In 1970, Chicago decided to teach full-time at Fresno State College, hoping to teach women the skills needed to express the female perspective in their work.[15] At Fresno, she planned a class that would consist only of women, and she would teach the fifteen students off campus to escape "the presence and hence, the expectations of men."[16] It was at this time when Chicago would coin the term "feminist art"[17] and the class would be the first feminist art program in the United States.[13] Chicago is considered on of the "first-generation feminist artists," a group that also includes Mary Beth Edelson, Carolee Schneeman, and Rachel Rosenthal. They were part of the Feminist art movement in Europe and the United States in the early 1970s to develop feminist writing and art.[18]

Chicago went on to become a teacher at the California Institute for the Arts, and was a leader for the Feminist Art Program.
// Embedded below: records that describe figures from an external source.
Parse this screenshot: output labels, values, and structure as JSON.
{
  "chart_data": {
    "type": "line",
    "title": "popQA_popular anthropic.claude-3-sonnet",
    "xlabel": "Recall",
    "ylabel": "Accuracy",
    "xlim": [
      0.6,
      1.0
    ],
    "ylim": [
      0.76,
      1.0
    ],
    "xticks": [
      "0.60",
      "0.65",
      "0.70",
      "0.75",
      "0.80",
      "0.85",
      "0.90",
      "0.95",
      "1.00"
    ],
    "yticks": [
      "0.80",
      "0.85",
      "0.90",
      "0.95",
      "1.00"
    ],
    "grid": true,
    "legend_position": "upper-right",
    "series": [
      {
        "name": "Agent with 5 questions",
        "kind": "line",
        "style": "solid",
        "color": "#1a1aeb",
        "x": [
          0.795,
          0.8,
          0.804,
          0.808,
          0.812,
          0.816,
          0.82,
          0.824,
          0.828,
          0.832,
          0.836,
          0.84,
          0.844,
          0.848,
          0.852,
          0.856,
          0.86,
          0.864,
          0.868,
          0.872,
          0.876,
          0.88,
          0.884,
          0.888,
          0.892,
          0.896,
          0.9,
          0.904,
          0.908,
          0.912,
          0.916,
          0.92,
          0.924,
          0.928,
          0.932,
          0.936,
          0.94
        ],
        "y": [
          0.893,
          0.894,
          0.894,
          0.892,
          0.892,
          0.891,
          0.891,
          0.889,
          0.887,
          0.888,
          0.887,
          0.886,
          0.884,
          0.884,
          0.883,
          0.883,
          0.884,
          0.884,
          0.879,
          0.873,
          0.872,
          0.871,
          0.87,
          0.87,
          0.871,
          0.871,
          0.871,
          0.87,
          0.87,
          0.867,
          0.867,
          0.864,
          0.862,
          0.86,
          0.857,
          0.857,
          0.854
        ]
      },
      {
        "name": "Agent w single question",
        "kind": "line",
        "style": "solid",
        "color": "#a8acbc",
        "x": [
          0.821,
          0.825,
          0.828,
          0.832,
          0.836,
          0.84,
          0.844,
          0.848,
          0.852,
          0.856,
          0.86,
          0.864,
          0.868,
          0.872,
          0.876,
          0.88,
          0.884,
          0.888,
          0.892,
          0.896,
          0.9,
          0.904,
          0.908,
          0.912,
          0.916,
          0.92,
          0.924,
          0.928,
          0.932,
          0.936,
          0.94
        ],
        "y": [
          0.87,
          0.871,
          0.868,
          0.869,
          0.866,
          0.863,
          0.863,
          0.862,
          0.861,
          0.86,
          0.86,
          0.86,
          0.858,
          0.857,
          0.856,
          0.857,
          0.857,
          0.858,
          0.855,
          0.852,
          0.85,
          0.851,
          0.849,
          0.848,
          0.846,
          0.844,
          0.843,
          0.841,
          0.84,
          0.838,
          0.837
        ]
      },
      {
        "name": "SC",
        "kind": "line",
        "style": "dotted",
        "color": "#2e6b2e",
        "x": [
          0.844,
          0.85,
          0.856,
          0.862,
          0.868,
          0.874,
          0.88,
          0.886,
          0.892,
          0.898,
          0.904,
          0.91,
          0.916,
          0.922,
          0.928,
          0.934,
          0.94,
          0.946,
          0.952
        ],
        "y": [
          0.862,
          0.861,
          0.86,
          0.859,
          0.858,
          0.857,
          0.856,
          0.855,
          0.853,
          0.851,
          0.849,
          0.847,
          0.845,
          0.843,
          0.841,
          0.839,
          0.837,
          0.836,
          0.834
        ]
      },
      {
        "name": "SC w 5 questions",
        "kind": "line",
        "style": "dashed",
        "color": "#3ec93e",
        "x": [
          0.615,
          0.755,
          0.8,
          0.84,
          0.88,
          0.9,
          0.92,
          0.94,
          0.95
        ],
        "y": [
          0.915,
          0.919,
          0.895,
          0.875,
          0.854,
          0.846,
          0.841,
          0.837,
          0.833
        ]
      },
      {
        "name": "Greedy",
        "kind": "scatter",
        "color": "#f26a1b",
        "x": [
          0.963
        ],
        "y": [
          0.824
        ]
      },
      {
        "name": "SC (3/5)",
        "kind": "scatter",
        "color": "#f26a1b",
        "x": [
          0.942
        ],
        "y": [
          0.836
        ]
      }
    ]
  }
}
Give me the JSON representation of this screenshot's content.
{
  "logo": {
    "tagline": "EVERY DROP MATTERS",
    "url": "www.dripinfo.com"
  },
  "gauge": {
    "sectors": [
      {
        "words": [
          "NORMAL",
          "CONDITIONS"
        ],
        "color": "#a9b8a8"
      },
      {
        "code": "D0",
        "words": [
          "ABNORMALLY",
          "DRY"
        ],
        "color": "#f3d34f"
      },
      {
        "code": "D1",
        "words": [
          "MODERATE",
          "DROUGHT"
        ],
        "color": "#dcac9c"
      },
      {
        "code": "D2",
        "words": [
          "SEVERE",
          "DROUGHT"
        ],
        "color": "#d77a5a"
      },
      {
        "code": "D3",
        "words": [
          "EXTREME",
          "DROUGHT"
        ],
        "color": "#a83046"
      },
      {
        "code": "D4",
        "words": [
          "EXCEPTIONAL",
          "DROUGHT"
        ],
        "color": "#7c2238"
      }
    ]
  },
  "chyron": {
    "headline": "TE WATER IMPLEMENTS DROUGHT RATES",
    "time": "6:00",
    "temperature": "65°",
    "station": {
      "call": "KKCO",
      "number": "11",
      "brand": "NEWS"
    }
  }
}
In 1972, the program created Womanhouse, alongside Miriam Schapiro, which was the first art exhibition space to display a female point of view in art.[13] Chicago co-founded the Woman's Building in 1973.[19] This housed the Feminist Studio Workshop which allowed women to explore their artistic abilities and the meaning of being a woman through art.[11] During this period, Chicago began creating spray-painted canvas, primarily abstract, with geometric forms on them. These works evolved, using the same medium, to become more centered around the meaning of the "feminine". Chicago would find heavy influence in the writing of Gerda Lerner. In Lerner's writings, Chicago became aware of Lerner's teachings that women who continued to be unaware and ignorant of women's history, would continue to struggle independently and collectively.[13]

In 1975, Chicago's first book, Through the Flower, was published; it "chronicled her struggles to find her own identity as a woman artist."[9]

Chicago decided to take Lerner's lesson to heart, and took action to teach women about their history. This action would become Chicago's masterpiece work, The Dinner Party, now in the collection of the Brooklyn Museum.[20] It took her five years and cost about $250,000 to complete.[6] First, Chicago conceived the project in her Santa Monica studio: a large triangle, which measures 48-feet by 43-feet by 36-feet, consisting of 39 place settings.[13] Each place setting commemorates a historical or mythical female figure, such as artists, goddesses, activists and martyrs. The project came into fruition with the assistance of over 400 people, mainly women, who volunteered to assist in needlework, creating sculptures and other aspects of the process.[21]